We implemented a hysterectomy-specific surgical site infection prevention bundle after a higher-than-expected surgical site infection rate was identified at our institution. We evaluate how this bundle affected the surgical site infection rate, length of hospital stay, and 30-day postoperative readmission rate.
This is a quality improvement study featuring retrospective analysis of a prospectively implemented, multidisciplinary team-designed surgical site infection prevention bundle that consisted of chlorhexidine-impregnated preoperative wipes, standardized aseptic surgical preparation, standardized antibiotic dosing, perioperative normothermia, surgical dressing maintenance, and direct feedback to clinicians when the protocol was breached.

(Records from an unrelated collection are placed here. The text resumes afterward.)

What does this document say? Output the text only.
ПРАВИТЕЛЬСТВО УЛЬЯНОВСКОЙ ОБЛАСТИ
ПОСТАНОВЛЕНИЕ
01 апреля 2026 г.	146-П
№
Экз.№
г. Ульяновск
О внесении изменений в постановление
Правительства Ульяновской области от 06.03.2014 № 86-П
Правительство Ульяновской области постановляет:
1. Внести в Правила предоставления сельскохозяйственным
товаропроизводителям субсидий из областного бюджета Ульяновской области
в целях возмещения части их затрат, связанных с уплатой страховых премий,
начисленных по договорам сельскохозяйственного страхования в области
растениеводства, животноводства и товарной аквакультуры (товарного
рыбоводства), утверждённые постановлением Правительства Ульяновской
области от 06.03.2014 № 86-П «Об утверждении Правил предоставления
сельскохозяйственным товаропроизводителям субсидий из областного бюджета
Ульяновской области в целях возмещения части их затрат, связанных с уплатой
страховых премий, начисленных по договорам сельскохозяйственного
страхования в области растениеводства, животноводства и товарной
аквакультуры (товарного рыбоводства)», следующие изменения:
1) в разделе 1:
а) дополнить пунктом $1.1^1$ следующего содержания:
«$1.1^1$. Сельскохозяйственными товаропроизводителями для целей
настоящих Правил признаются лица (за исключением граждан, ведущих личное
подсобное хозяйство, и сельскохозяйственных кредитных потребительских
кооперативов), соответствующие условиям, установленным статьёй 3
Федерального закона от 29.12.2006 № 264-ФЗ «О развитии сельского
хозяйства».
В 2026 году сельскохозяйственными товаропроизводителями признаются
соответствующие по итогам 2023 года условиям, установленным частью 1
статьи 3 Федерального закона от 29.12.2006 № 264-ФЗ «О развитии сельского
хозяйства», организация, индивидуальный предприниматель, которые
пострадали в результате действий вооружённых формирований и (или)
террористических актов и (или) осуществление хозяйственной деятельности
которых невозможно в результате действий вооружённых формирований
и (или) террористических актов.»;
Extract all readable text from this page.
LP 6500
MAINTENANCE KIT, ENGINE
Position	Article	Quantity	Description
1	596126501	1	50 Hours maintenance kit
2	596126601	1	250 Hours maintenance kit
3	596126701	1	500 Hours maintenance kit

There were 2,099 hysterectomies completed during the 33-month study period. There were 61 surgical site infections (4.51%) in the pre–full bundle implementation period and 14 (1.87%) in the post–full bundle implementation period; we found a sustained reduction in the proportion of patients experiencing surgical site infection during the last 8 months of the study period. After adjusting for clinical characteristics, patients who underwent surgery after full implementation were less likely to develop a surgical site infection (adjusted odds ratio [OR] 0.46, P=.01) than those undergoing surgery before full implementation. Multivariable regression analysis showed no statistically significant difference in postoperative days of hospital stay (adjusted mean ratio 0.95, P=.09) or rate of readmission for surgical site infection-specific indication (adjusted OR 2.65, P=.08) between the before and after full-bundle implementation periods.
The multidisciplinary implementation of a gynecologic perioperative surgical site infection prevention bundle was associated with a significant reduction in surgical site infection rate in patients undergoing hysterectomy.